The accompaniment was an original one improvised by the instrumentalists.
There followed two George Gershwin songs namely "The Man I Love", a popular standard, with music by George Gershwin and lyrics by his brother Ira (originally part of the 1927 score for the Gershwin anti-war satire Strike Up the Band); and “By Strauss”, a 1936 song composed by George Gershwin, with lyrics by Ira Gershwin. Performed by the Gershwins at private parties, It also became a favourite encore of that great Dutch soprano Elly Ameling b. 8 February 1933.

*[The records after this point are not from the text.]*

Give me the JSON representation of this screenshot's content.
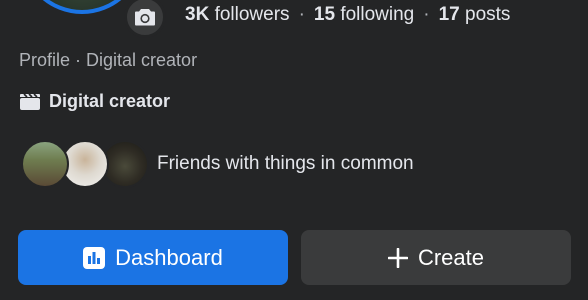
{
  "stats": {
    "followers_count": "3K",
    "followers_label": "followers",
    "following_count": "15",
    "following_label": "following",
    "posts_count": "17",
    "posts_label": "posts",
    "separator": "·"
  },
  "profile": {
    "subtitle": "Profile · Digital creator",
    "category": "Digital creator",
    "category_icon": "clapperboard-icon"
  },
  "friends": {
    "text": "Friends with things in common",
    "count": 3
  },
  "actions": {
    "dashboard_label": "Dashboard",
    "dashboard_icon": "bar-chart-icon",
    "create_label": "Create",
    "create_icon": "plus-icon"
  },
  "colors": {
    "background": "#242526",
    "primary": "#1b74e4",
    "secondary_button": "#3a3b3c",
    "text": "#e4e6eb",
    "muted_text": "#b0b3b8"
  }
}
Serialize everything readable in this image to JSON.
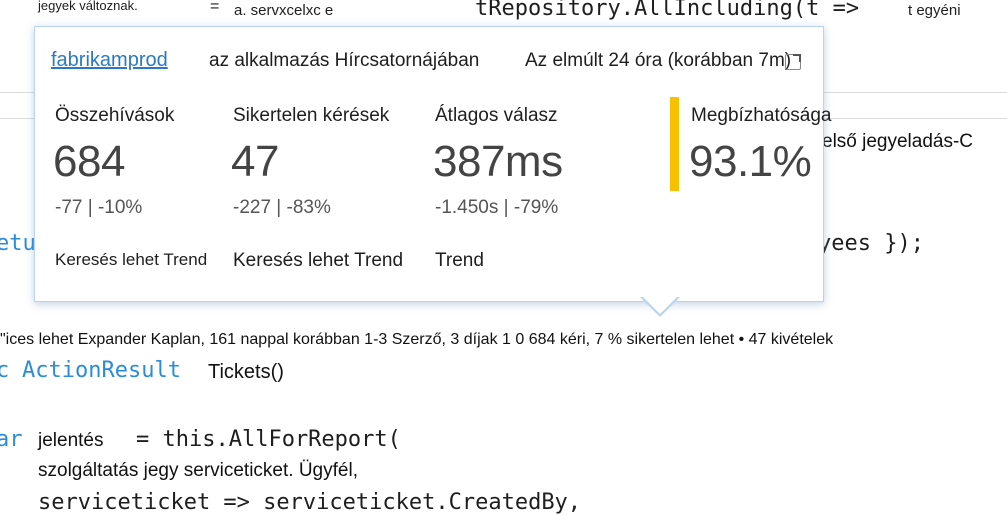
{
  "editor": {
    "top_left_text": "jegyek változnak.",
    "top_eq": "=",
    "top_label": "a. servxcelxc e",
    "top_code": "tRepository.AllIncluding(t =>",
    "top_right_text": "t egyéni",
    "side_label": "első jegyeladás-C",
    "retu_fragment": "etu",
    "yees_fragment": "yees });",
    "codelens_line": "\"ices lehet Expander Kaplan, 161 nappal korábban 1-3 Szerző, 3 díjak 1 0 684 kéri, 7 % sikertelen lehet • 47 kivételek",
    "c_fragment": "c",
    "action_result": "ActionResult",
    "tickets": "Tickets()",
    "ar_fragment": "ar",
    "jelentes": "jelentés",
    "eq_this": "= this.AllForReport(",
    "service_line": "szolgáltatás jegy serviceticket. Ügyfél,",
    "bottom_code": "serviceticket => serviceticket.CreatedBy,"
  },
  "popup": {
    "app_link": "fabrikamprod",
    "header_middle": "az alkalmazás Hírcsatornájában",
    "header_time": "Az elmúlt 24 óra (korábban 7m)",
    "metrics": [
      {
        "title": "Összehívások",
        "value": "684",
        "delta": "-77 | -10%",
        "link": "Keresés lehet Trend"
      },
      {
        "title": "Sikertelen kérések",
        "value": "47",
        "delta": "-227 | -83%",
        "link": "Keresés lehet Trend"
      },
      {
        "title": "Átlagos válasz",
        "value": "387ms",
        "delta": "-1.450s | -79%",
        "link": "Trend"
      },
      {
        "title": "Megbízhatósága",
        "value": "93.1%"
      }
    ],
    "accent_color": "#f6c200"
  }
}
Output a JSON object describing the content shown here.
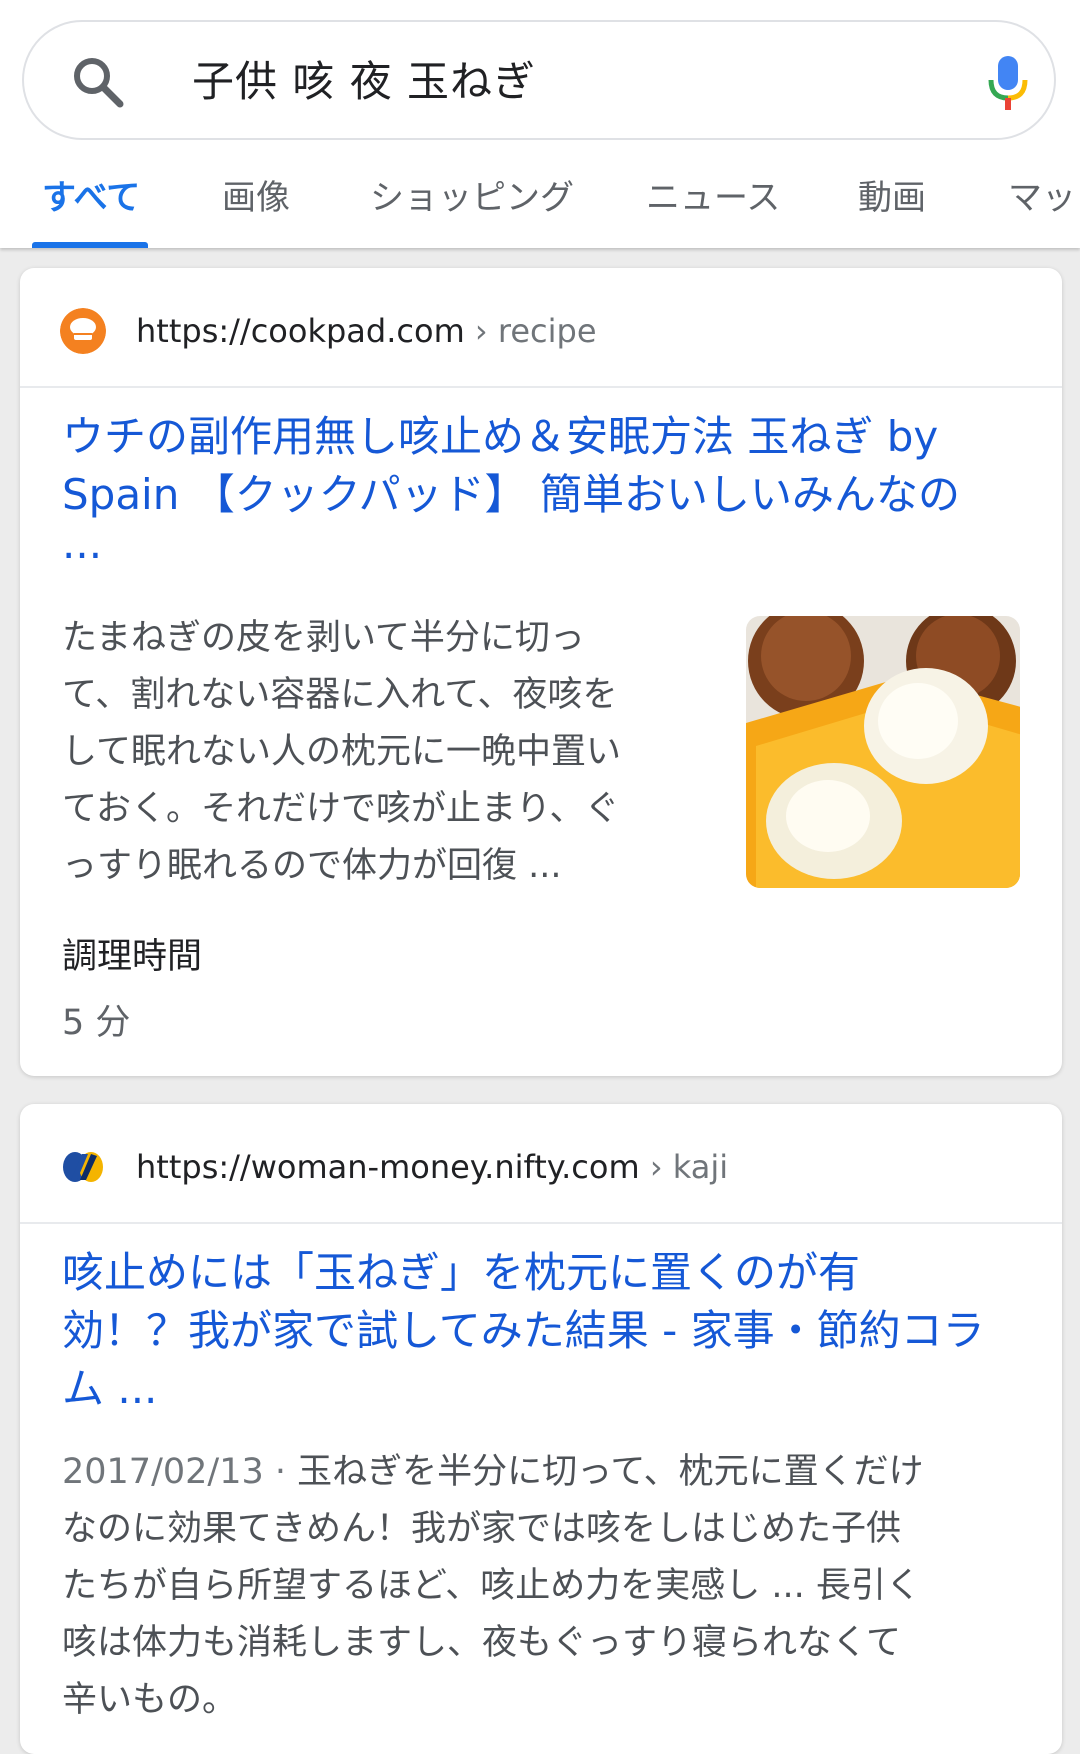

Next on the programme was “I dreamed a dream” from Les Misérables, colloquially known as Les Mis, one of the most famous and most performed musicals worldwide. Based on the novel Les Misérables by Victor Hugo, it follows the struggles of a cast of characters as they seek redemption and revolution in nineteenth century France. French composer Claude-Michel Schönberg composed the Tony Award-winning score in 1980, with a libretto by Alain Boublil.
The concert ended with ‘Bésame Mucho", a Spanish language song written in 1940 by Mexican songwriter Consuelo Velázquez, Cole Albert Porter (1891 – 1964) an American composer and songwriter’s popular, “I got you under my skin” and finally "Fly Me to the Moon" a popular standard song written by Bart Howard in 1954.
It was titled originally "In Other Words," and was introduced by Felicia Sanders in cabarets. The latter three jazz numbers were accompanied by Soundarie with her usual zest and total immersion when she plays jazz and with additional flute obbligatos by Surekha, both adding rhythm and expression to the songs.